The rules are simply designed as follows:
--Brave vs Demon King 1: 1 --The only action the Demon King takes is "attack" --There are two choices for the hero's actions: "attack" and "recovery". ――The order of actions is determined by multiplying the quickness of each character by a certain random number and sorting.
Now let's implement the game itself. First is the character class.
dq_battle.py
class Character(object):
"""Character class"""
ACTIONS = {0: "attack", 1: "recovery"}
def __init__(self, hp, max_hp, attack, defence, agillity, intelligence, name):
self.hp = hp #Current HP
self.max_hp = max_hp #Maximum HP
self.attack = attack #Offensive power
self.defence = defence #Defense power
self.agillity = agillity #Agility
self.intelligence = intelligence #Wise
self.name = name #Character name
#Returns a status string
def get_status_s(self):
return "[{}] HP:{}/{} ATK:{} DEF:{} AGI:{} INT:{}".format(
self.name, self.hp, self.max_hp, self.attack, self.defence, self.agillity, self.intelligence)
def action(self, target, action):
#attack
if action == 0:
#Offensive power-Defensive damage calculation
damage = self.attack - target.defence
draw_damage = damage #For logs
#If the opponent's remaining HP is less than the amount of damage, the damage is just the remaining HP
if target.hp < damage:
damage = target.hp
#Cause damage
target.hp -= damage
#Returns the battle log
return "{}Is{}To{}Damaged".format(
self.name, target.name, draw_damage)
#recovery
elif action == 1:
#Use the amount of recovery as the INT value
heal_points = self.intelligence
draw_heal_points = heal_points #For logs
#If you can recover to maximum HP, maximum HP-Use the current HP as the recovery amount
if self.hp + heal_points > self.max_hp:
heal_points = self.max_hp - self.hp
#recovery
self.hp += heal_points
#Returns the battle log
return "{}HP{}Recovered".format(
self.name, draw_heal_points)
Since the battle design this time is simple, we have put it together in one class without distinguishing between the player and the enemy.
Each character (Brave and Demon King)
--HP (physical strength) --ATTACK (attack power) --DEFENCE --AGILITY (quickness) --INTELLIGENCE
Has the status of.
Damage calculation in "attack" is
It is calculated by the simple formula.
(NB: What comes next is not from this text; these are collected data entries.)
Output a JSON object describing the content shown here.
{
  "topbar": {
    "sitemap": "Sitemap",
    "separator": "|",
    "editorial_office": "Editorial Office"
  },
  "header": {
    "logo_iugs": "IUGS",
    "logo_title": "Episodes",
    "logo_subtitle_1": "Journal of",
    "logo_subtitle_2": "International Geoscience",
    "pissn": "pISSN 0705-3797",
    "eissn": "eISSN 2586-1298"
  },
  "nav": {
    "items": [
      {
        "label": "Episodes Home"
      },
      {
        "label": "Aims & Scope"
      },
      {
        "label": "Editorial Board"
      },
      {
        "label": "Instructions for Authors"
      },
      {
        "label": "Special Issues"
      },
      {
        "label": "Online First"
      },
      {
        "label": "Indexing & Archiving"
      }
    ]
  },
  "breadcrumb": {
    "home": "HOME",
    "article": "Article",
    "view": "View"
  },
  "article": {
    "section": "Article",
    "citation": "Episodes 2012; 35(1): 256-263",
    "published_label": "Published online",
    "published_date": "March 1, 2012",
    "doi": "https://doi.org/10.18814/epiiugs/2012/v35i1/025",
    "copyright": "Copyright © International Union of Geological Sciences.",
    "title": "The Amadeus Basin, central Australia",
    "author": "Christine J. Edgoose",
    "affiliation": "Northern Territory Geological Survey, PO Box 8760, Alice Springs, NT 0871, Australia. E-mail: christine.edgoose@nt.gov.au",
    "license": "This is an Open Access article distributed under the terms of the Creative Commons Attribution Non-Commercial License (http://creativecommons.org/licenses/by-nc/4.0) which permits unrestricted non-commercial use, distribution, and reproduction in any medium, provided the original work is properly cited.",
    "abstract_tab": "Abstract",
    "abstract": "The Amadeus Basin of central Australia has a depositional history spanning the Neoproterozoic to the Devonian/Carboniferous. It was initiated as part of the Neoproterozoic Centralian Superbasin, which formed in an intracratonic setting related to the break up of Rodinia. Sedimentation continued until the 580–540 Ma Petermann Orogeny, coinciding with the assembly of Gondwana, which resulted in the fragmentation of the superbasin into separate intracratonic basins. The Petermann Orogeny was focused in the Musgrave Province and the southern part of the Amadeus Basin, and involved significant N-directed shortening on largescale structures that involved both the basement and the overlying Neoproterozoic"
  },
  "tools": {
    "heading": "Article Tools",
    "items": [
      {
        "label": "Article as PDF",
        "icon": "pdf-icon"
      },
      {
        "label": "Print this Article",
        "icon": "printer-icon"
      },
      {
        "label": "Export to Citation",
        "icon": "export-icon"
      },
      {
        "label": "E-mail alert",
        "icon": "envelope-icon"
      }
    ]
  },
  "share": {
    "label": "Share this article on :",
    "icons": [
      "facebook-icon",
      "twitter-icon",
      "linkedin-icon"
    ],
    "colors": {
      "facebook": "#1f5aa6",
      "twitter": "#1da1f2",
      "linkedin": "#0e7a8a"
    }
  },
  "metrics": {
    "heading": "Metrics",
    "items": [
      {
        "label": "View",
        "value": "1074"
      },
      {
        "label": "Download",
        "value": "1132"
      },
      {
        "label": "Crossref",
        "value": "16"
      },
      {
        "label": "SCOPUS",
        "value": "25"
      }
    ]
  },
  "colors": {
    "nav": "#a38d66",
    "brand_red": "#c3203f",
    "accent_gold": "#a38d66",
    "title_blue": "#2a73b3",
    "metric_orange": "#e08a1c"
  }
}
Also, the amount of recovery with the "Recovery" command is the same as the value of cleverness.
Next, we will implement the battle body. First, you need to understand the big picture (state transition) of the battle.
dq_battle.py
class GameState(Enum):
"""Game state management class"""
TURN_START = auto() #Start turn
COMMAND_SELECT = auto() #Command selection
TURN_NOW = auto() #During the turn (each character action)
TURN_END = auto() #End of turn
GAME_END = auto() #Game over
As mentioned above for the battle ** "Start turn" "Select command" "During turn" "End turn" "End game" ** There are five states.
The state transition diagram is as shown below.
In this way, the basics of battle design is to loop the transition from the "turn start" state to the "turn end" state endlessly until the "game end" state (until the HP of the hero or the demon king becomes 0). Will be.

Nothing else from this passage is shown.